The secretary of the Department of Immigration and Border Protection rather clumsily defended his staff against accusations asylum seeker detention resembles Nazi concentration camps this week. But the psychiatrist who first made the claim is standing by his assessment.
A paper from psychiatrist Dr Michael Dudley published in Australian Psychiatry last month made the Nazi comparison among numerous complaints around detention practices on Nauru and Manus Island. In a rare and lengthy response this week, department secretary Michael Pezzullo (pictured) called it “highly offensive, unwarranted and plainly wrong”.
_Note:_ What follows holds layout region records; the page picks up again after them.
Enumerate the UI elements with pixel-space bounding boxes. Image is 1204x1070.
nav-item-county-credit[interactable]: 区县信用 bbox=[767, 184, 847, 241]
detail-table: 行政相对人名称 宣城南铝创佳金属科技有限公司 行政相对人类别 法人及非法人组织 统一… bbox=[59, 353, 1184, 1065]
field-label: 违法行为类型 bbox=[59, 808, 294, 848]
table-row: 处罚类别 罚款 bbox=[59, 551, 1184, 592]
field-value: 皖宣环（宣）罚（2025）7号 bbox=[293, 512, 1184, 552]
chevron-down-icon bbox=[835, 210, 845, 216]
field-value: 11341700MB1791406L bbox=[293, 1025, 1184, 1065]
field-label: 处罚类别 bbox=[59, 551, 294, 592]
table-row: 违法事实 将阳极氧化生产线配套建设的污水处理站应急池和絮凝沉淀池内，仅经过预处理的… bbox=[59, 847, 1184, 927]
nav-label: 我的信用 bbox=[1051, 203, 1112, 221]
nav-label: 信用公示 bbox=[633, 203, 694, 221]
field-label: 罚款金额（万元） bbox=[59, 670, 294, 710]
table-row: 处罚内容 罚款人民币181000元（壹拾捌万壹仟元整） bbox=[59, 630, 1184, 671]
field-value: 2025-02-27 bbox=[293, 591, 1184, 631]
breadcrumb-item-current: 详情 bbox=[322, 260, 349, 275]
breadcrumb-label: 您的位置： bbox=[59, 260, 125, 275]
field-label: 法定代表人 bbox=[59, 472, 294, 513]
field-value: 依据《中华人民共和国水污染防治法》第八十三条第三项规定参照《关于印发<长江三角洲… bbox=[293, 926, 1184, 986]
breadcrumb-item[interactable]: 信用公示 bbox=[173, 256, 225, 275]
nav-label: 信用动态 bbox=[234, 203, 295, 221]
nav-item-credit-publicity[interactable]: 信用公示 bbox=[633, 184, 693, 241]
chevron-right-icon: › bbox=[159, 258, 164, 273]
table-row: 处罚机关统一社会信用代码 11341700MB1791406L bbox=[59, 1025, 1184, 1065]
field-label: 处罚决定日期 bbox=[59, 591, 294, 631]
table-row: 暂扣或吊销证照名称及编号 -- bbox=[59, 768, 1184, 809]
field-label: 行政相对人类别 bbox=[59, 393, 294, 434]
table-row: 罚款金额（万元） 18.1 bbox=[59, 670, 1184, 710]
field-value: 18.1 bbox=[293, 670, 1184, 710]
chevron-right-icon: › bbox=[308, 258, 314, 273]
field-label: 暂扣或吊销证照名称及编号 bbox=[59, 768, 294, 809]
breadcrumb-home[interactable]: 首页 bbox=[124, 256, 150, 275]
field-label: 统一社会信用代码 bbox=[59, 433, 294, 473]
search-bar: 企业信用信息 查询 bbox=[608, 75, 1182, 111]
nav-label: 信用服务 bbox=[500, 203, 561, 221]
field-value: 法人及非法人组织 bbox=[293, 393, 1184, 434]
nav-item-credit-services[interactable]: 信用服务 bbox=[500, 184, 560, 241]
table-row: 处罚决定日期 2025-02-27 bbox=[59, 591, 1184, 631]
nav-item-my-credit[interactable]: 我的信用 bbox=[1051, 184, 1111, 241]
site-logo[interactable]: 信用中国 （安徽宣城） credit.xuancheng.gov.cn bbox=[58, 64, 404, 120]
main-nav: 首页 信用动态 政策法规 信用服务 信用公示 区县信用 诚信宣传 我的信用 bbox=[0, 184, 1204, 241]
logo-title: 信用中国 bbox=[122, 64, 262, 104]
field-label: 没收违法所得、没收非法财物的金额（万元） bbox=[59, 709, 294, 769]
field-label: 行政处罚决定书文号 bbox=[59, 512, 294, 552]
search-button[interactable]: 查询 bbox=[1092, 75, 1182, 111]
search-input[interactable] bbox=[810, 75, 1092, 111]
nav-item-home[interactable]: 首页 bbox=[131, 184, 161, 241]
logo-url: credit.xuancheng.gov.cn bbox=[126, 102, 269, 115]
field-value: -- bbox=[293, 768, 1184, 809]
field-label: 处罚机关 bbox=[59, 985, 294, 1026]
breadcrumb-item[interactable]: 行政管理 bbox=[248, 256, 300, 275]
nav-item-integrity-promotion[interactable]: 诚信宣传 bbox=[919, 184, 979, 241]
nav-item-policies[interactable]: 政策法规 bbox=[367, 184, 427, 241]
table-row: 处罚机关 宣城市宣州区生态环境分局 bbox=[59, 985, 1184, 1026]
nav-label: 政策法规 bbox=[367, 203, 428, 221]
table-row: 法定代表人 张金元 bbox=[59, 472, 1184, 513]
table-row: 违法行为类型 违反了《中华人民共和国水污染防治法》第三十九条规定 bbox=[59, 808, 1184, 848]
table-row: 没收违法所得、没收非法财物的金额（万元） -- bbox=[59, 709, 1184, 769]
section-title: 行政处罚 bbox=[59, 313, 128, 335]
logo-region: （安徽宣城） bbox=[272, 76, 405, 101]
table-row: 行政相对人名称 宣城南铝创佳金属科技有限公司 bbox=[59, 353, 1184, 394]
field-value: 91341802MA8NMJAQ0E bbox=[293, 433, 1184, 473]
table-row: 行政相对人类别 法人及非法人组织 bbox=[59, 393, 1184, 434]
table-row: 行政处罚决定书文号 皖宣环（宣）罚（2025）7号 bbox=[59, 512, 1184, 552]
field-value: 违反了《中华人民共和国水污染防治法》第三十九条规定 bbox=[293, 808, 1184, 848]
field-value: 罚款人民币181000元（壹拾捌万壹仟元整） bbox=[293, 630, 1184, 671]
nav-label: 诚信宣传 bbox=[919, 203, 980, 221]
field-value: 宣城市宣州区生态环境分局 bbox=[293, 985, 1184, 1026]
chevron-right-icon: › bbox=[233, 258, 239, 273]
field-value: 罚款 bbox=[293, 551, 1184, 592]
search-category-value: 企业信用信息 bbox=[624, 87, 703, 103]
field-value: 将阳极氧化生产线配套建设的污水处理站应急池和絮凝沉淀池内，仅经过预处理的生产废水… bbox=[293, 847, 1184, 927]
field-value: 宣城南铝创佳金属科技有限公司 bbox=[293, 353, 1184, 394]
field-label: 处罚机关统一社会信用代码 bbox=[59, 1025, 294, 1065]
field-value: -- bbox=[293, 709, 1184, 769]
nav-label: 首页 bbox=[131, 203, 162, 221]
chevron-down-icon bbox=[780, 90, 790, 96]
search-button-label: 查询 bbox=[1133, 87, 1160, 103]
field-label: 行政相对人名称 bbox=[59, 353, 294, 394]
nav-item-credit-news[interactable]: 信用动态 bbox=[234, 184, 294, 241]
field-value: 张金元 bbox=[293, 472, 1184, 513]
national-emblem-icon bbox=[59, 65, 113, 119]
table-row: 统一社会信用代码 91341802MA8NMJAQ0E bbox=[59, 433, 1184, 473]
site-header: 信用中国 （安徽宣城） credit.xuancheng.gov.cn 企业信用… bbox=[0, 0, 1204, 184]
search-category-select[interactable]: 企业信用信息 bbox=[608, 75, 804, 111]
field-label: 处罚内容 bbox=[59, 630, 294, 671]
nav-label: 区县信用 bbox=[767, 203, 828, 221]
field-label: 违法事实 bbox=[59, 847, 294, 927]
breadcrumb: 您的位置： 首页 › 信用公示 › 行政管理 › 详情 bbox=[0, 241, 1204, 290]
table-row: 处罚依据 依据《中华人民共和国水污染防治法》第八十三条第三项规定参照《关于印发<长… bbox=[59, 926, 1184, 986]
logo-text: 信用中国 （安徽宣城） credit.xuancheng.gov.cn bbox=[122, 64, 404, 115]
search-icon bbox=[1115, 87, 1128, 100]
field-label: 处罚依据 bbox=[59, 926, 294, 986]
But writing for Crikey today, Dr Dudley insists the comparison is fair:
“Pezzullo implies that emotions prompted the comparison I made, comparing those who work in offshore detention to those who aided the Nazis. He suggests that emotions, even when accompanied by accurate information, are unreliable when making moral judgments. The Nazis occasion intense emotional response, but I used the link with Nazi Germany with deliberate intent of making a reasonable claim that can be tested. I explicitly disclaimed any reference to death camps. Others may see no connection of Australian race history (including its treatment of indigenous peoples and recent treatment of refugees) and the exclusion and scapegoating of Jews in 1930s Nazi Germany with the widening bystander effect on the German public that so many observers commented on.
“I do see a connection. We in Australia all know what is happening; what is worrying is that as a nation we are being led to believe that it is all OK.”
Pezzullo says the goal of the department is the same as its critics: to remove children from detention. Almost 60 remain in camps, down from a peak of 2000. But Dr Dudley writes “those who are there are there longer than ever”:
“It is also irrelevant, because tomorrow the next group of children can be incarcerated. The point of contention is that the Australian government indefinitely detains children at all. This practice should be outlawed by legislation, consistent with Australia’s human rights commitments.”